4 mai 1958 : naissance d’un bébé rayonnant

Gayphéméride avril Haring

Keith Haring aura à peine 20 ans lorsqu’il créera son image iconique : le Radiant baby, joyeux pictogramme d’un bébé entouré de rayons symbolisant l’innocence, la joie, l’énergie et la foi en l’avenir. Le très queer Club 57, lieu mythique de la nuit new-yorkaise du début des années 1980 où l’on croisait des débutant·es appelé·es Madonna, Klaus Nomi ou Jean-Michel Basquiat, est en effet le cadre choisi par le jeune Haring pour son bébé rayonnant qu’on ne va plus cesser de voir décliner sur une forme infinie de supports. Porté par l’énergie de la nuit, l’art de Haring l’est aussi par celle de la ville : il envahit ainsi les couloirs du métro et les murs de l’East Village avec ses petits personnages frénétiques, s’imposant comme le maître absolu du street art.

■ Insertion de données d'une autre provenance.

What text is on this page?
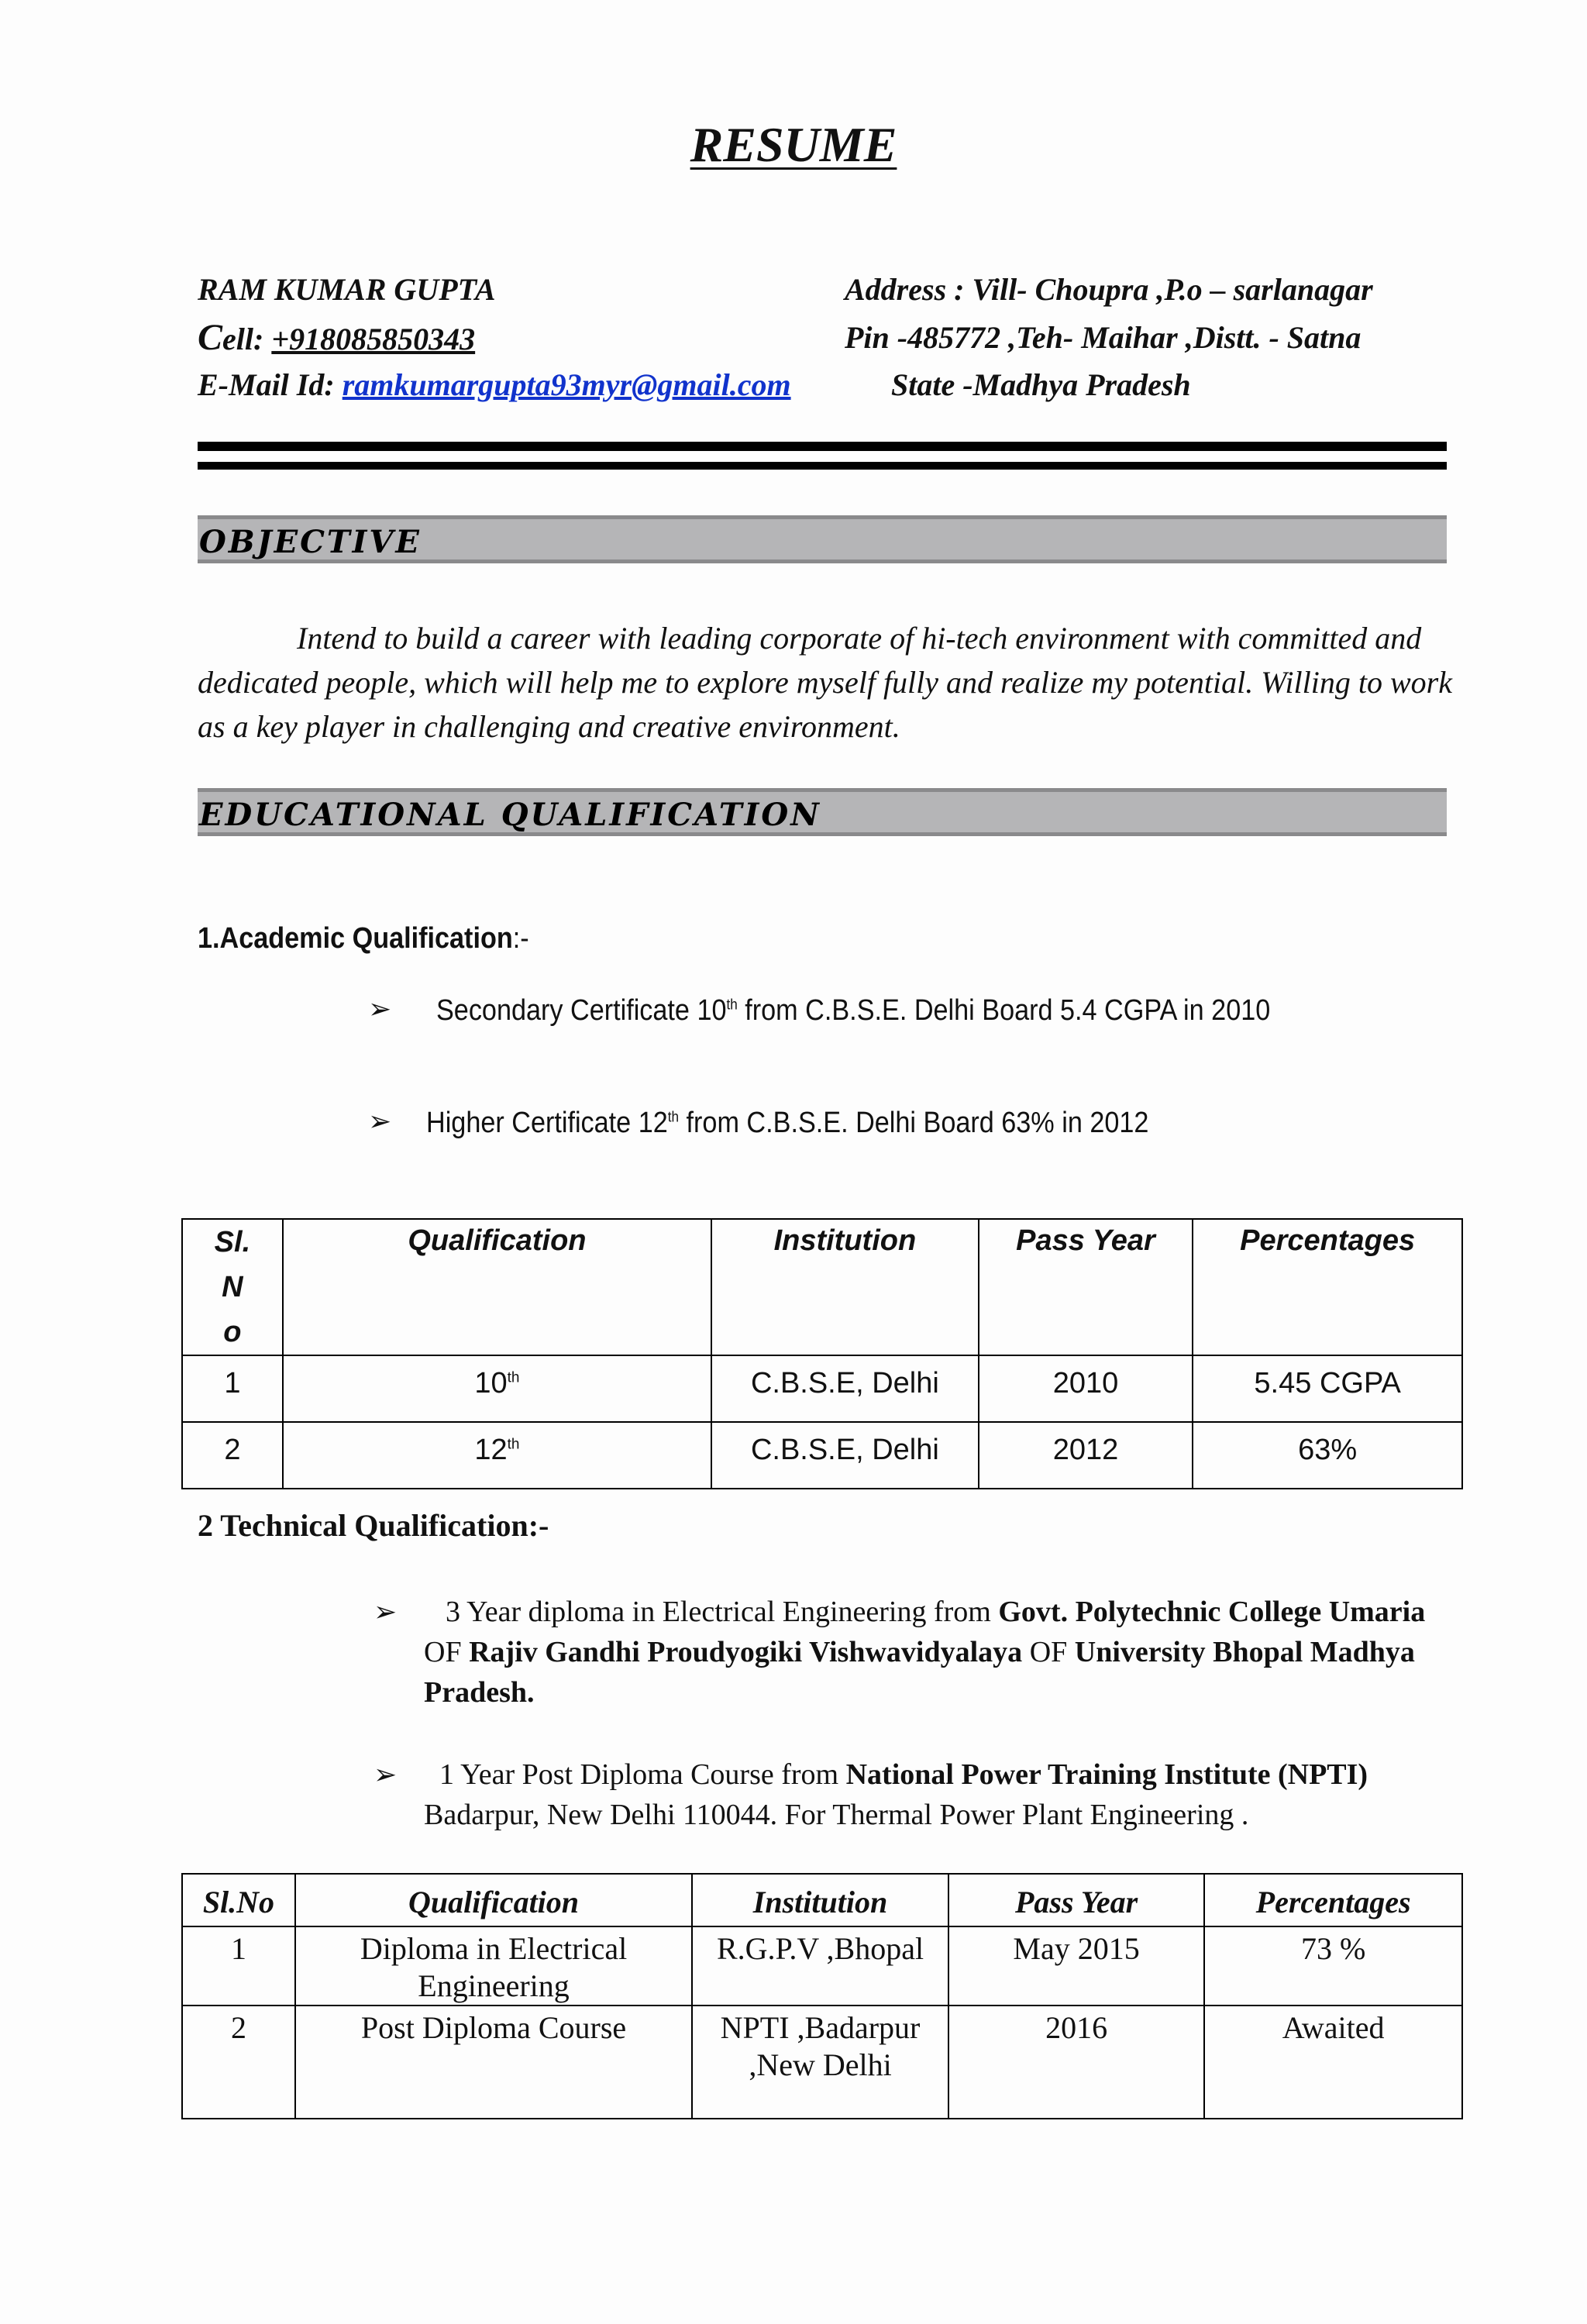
RESUME
RAM KUMAR GUPTA
Cell: +918085850343
E-Mail Id: ramkumargupta93myr@gmail.com
Address : Vill- Choupra ,P.o – sarlanagar
Pin -485772 ,Teh- Maihar ,Distt. - Satna
State -Madhya Pradesh
OBJECTIVE
Intend to build a career with leading corporate of hi-tech environment with committed and dedicated people, which will help me to explore myself fully and realize my potential. Willing to work as a key player in challenging and creative environment.
EDUCATIONAL QUALIFICATION
1.Academic Qualification:-
➢ Secondary Certificate 10th from C.B.S.E. Delhi Board 5.4 CGPA in 2010
➢ Higher Certificate 12th from C.B.S.E. Delhi Board 63% in 2012
Sl.N o	Qualification	Institution	Pass Year	Percentages
1	10th	C.B.S.E, Delhi	2010	5.45 CGPA
2	12th	C.B.S.E, Delhi	2012	63%
2 Technical Qualification:-
➢	3 Year diploma in Electrical Engineering from Govt. Polytechnic College Umaria OF Rajiv Gandhi Proudyogiki Vishwavidyalaya OF University Bhopal Madhya Pradesh.
➢	1 Year Post Diploma Course from National Power Training Institute (NPTI) Badarpur, New Delhi 110044. For Thermal Power Plant Engineering .
Sl.No	Qualification	Institution	Pass Year	Percentages
1	Diploma in Electrical Engineering	R.G.P.V ,Bhopal	May 2015	73 %
2	Post Diploma Course	NPTI ,Badarpur ,New Delhi	2016	Awaited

Pourtant, c’est une autre énergie qui rend si puissantes et uniques les œuvres de Keith Haring, et en fait un artiste majeur de la période : “L’énergie sexuelle est peut-être l’impulsion la plus forte que j’aie jamais ressentie – plus que l’art ? (!)” dira-t-il, en écho à sa vie sexuelle débridée à l’époque. Ses dessins hantés de bites énormes, de couples gays faisant l’amour, d’orgies… en portent témoignage. Pourtant, très vite, le sida qui décime la communauté gay dans ce milieu de la décennie 1980 se met à hanter ses œuvres, plus encore lorsqu’il apprend sa séropositivité en 1988. Lui qui, depuis ses débuts, a fait de ses créations une manière de s’engager pour de multiples causes (l’écologie, la dénonciation de l’Apartheid, du racisme, du nucléaire, des médias dominants ou de l’homophobie…), se lance dans la lutte contre la maladie, créant une Fondation, et faisant apparaître le sida que ce soit dans la gigantesque fresque qu’il peint à Barcelone (Todos juntos podemos parar el sida) ou United (Aids), grand tableau montrant un malade du sida aux allures monstrueuses, portant une croix rouge, comme un pestiféré. Il perd son combat contre la maladie le 16 février 1990, à 31 ans.